Concessions to major tenants remain at unprecedented levels. This occurred in the multifamily market earlier in the pandemic but has already reverted to a tightness that exceeds pre-Covid terms.  Such a positive rebound has not yet occurred in the office market – although average Class A direct relocation rents have already rebounded to pre-COVID levels at $83 psf, our data analytics team shows the average net effective rent at -9.9% pre-COVID peak-to-present and one of our tenant rep brokers is involved in an outlier lease negotiation that will include three and half years of concessions on a ten-year lease. For the moment the office world remains a tenant’s market. 

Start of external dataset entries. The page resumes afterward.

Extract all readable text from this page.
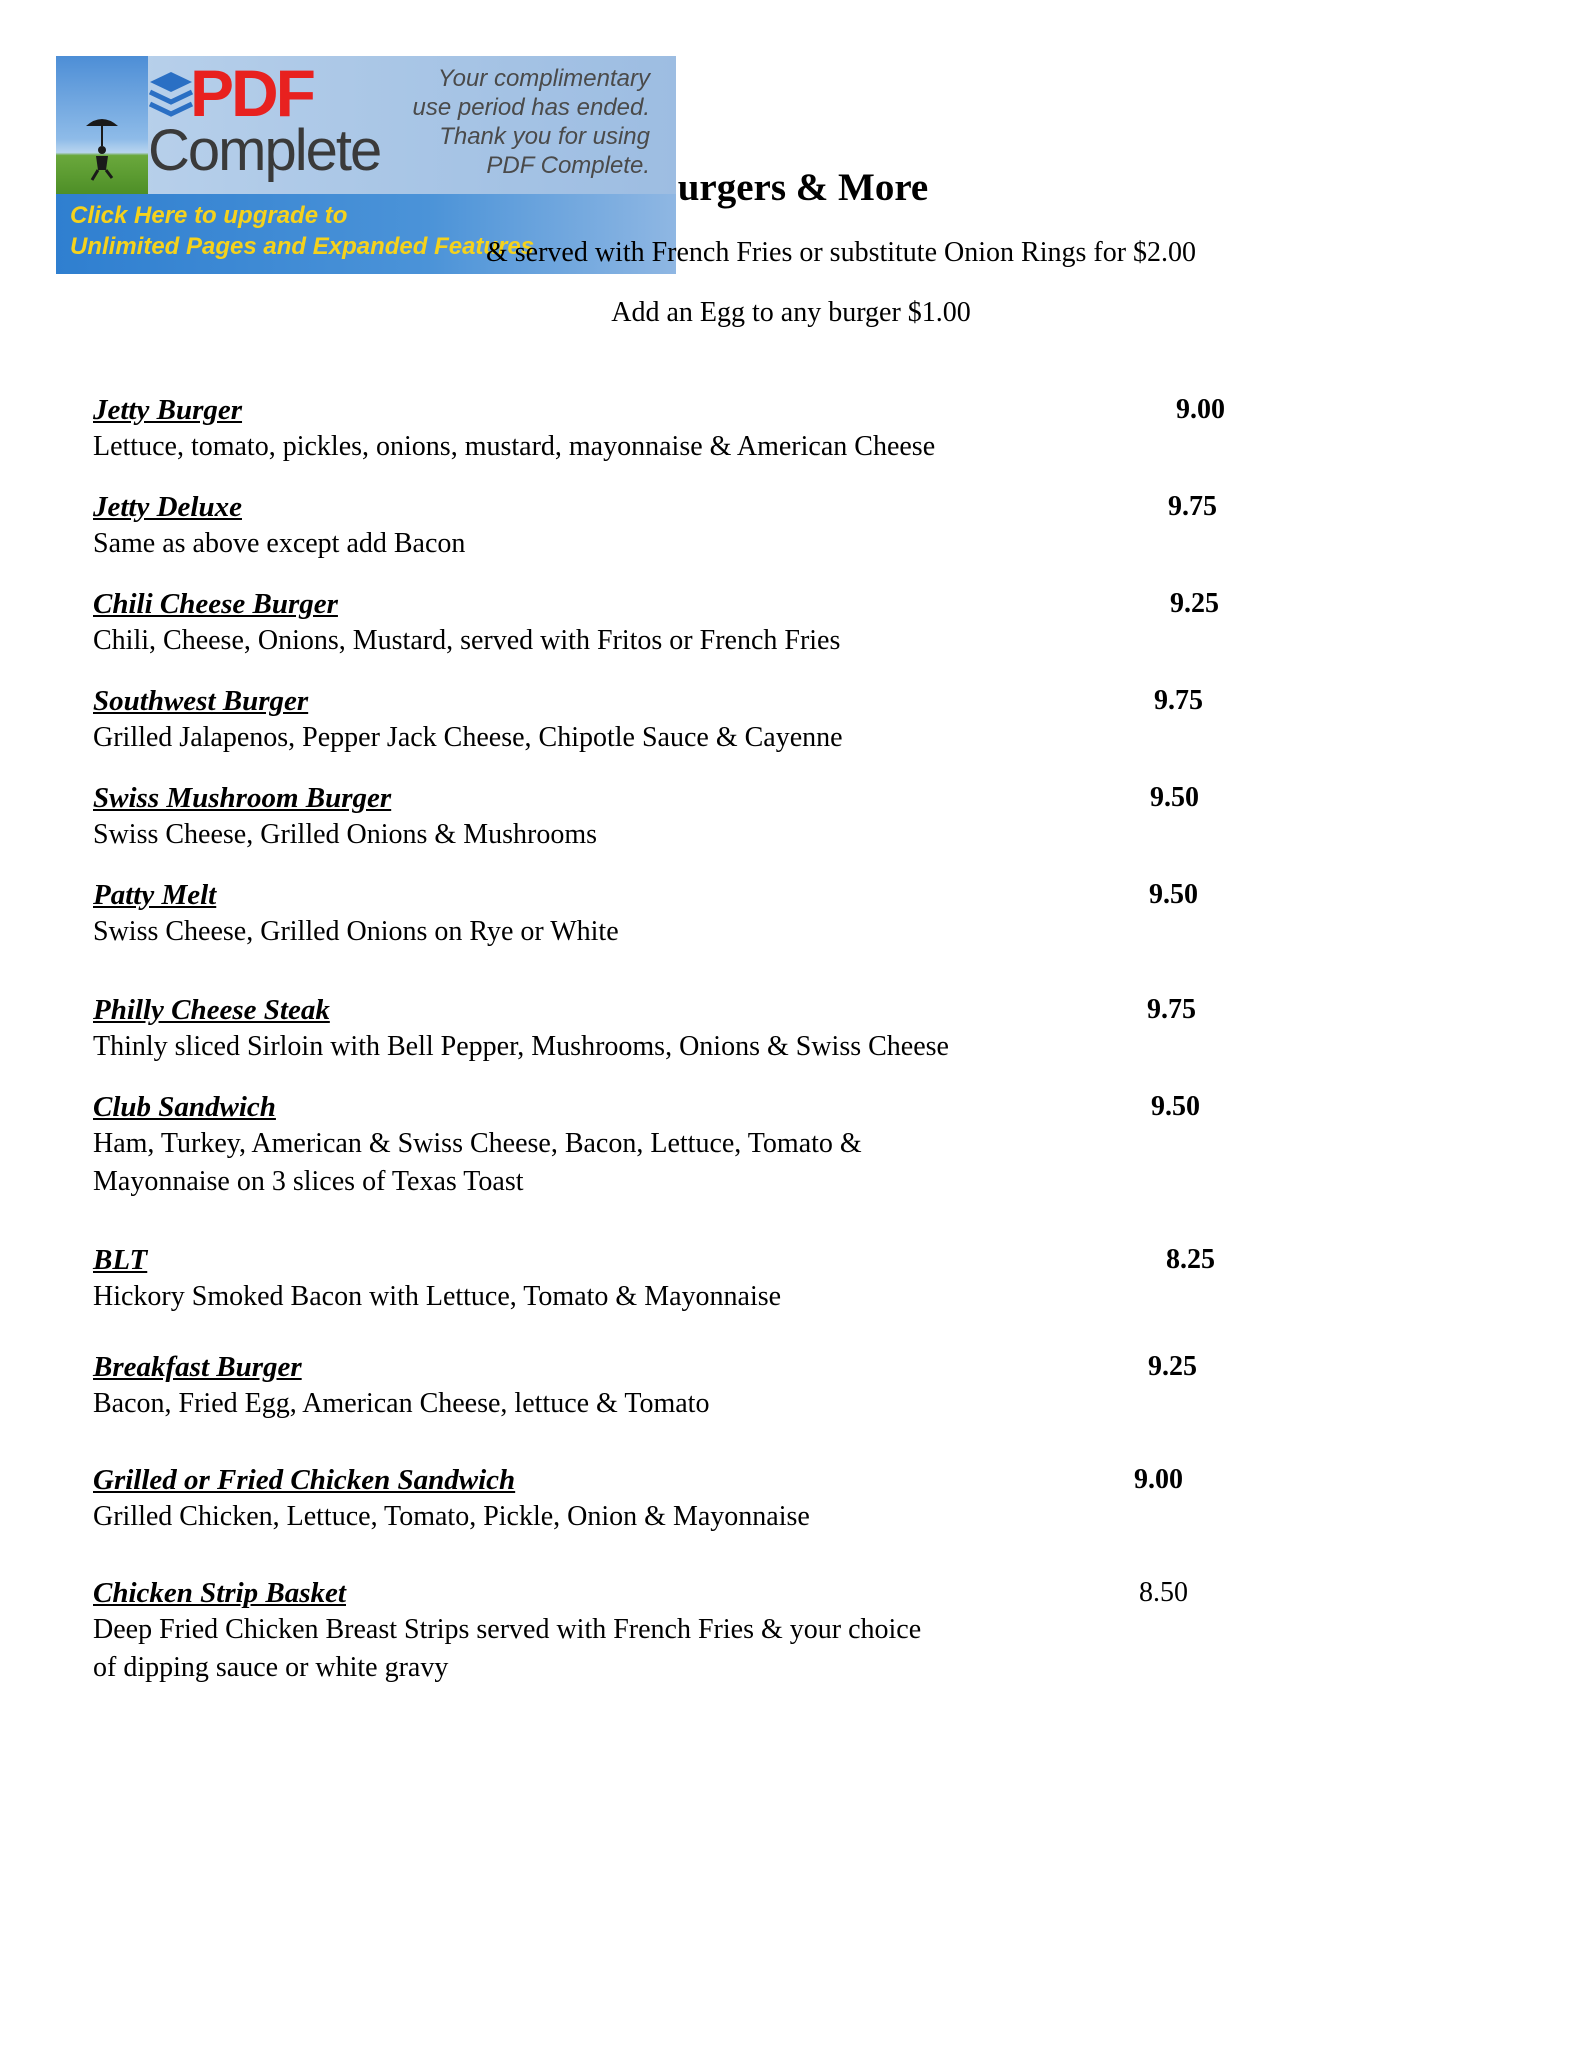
PDF
Complete
Your complimentary
use period has ended.
Thank you for using
PDF Complete.
Click Here to upgrade to
Unlimited Pages and Expanded Features
urgers & More
& served with French Fries or substitute Onion Rings for $2.00
Add an Egg to any burger $1.00
Jetty Burger	9.00
Lettuce, tomato, pickles, onions, mustard, mayonnaise & American Cheese
Jetty Deluxe	9.75
Same as above except add Bacon
Chili Cheese Burger	9.25
Chili, Cheese, Onions, Mustard, served with Fritos or French Fries
Southwest Burger	9.75
Grilled Jalapenos, Pepper Jack Cheese, Chipotle Sauce & Cayenne
Swiss Mushroom Burger	9.50
Swiss Cheese, Grilled Onions & Mushrooms
Patty Melt	9.50
Swiss Cheese, Grilled Onions on Rye or White
Philly Cheese Steak	9.75
Thinly sliced Sirloin with Bell Pepper, Mushrooms, Onions & Swiss Cheese
Club Sandwich	9.50
Ham, Turkey, American & Swiss Cheese, Bacon, Lettuce, Tomato &
Mayonnaise on 3 slices of Texas Toast
BLT	8.25
Hickory Smoked Bacon with Lettuce, Tomato & Mayonnaise
Breakfast Burger	9.25
Bacon, Fried Egg, American Cheese, lettuce & Tomato
Grilled or Fried Chicken Sandwich	9.00
Grilled Chicken, Lettuce, Tomato, Pickle, Onion & Mayonnaise
Chicken Strip Basket	8.50
Deep Fried Chicken Breast Strips served with French Fries & your choice
of dipping sauce or white gravy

Class B and C office buildings, many with higher existing leverage and lower current occupancy, face the biggest current challenges.  Some of these buildings will likely be repositioned to alternative uses, but the reality is that zoning may not allow. Our former Governor had proposed allowing flexible zoning including conversion to residential, but the percentage of affordability required made this prospect infeasible for many properties.  In addition, the returns from repositioning may not be worth the cost and risk as most office buildings still have inherent value, especially given the pent-up demand we believe exists from tenants who can now afford to have a presence (or an increased footprint) in NYC neighborhoods they have aspired to – and as shown by well-capitalized groups such as Facebook, TikTok and Beam Suntory making sizable long-term commitments to this office market as a talent attraction and retention mechanism.


From a landlord’s perspective, what is the best way to weather this storm?

Some NYC owners have concluded that a near-term exit is the preferred course of action.  Avison Young’s Tri-State Investment Sales team has executed dozens of building sales in 2021, with dozens more in contract and/or with contracts out.  In short, we have seen purchaser interest on every transaction we have brought to market (including properties with low occupancy and other challenges), with bids from both end users and operator/developers.  End user buyers have included CBS on the West Side and several schools taking advantage of today’s lower prices. One example includes the Shefa School at 17 West 60th Street.

For the many owners who are expecting and planning for NYC’s recovery, Avison Young’s Tri-State Debt & Equity Finance team can execute on multiple recapitalization strategies including:

  1. Senior, mezz and preferred equity refinancing’s – these are recapitalizations in which a “lender” provides debt (or debt-like) funds while control of the property is retained by current ownership;
  2. JV equity (aka “Partial Sale”) investments including LP and Co-GP structures – these are recapitalizations in which an investor/partner will participate in profits and may seek to share or control major decisions and/or day-to-day operations;
  3. Ground Lease bifurcations – this is a new name for an old strategy that has been successfully executed for many decades, dating back to Harry Helmsley.  In simple terms, a sale of the land under a building is utilized as a low-cost ultra-long-term financing vehicle.

The best execution for office owners might be a multi-prong approach. Receiving purchase offers can help establish fair market value to base a JV or ground lease on. Above all, creativity will be required to navigate through these unchartered waters.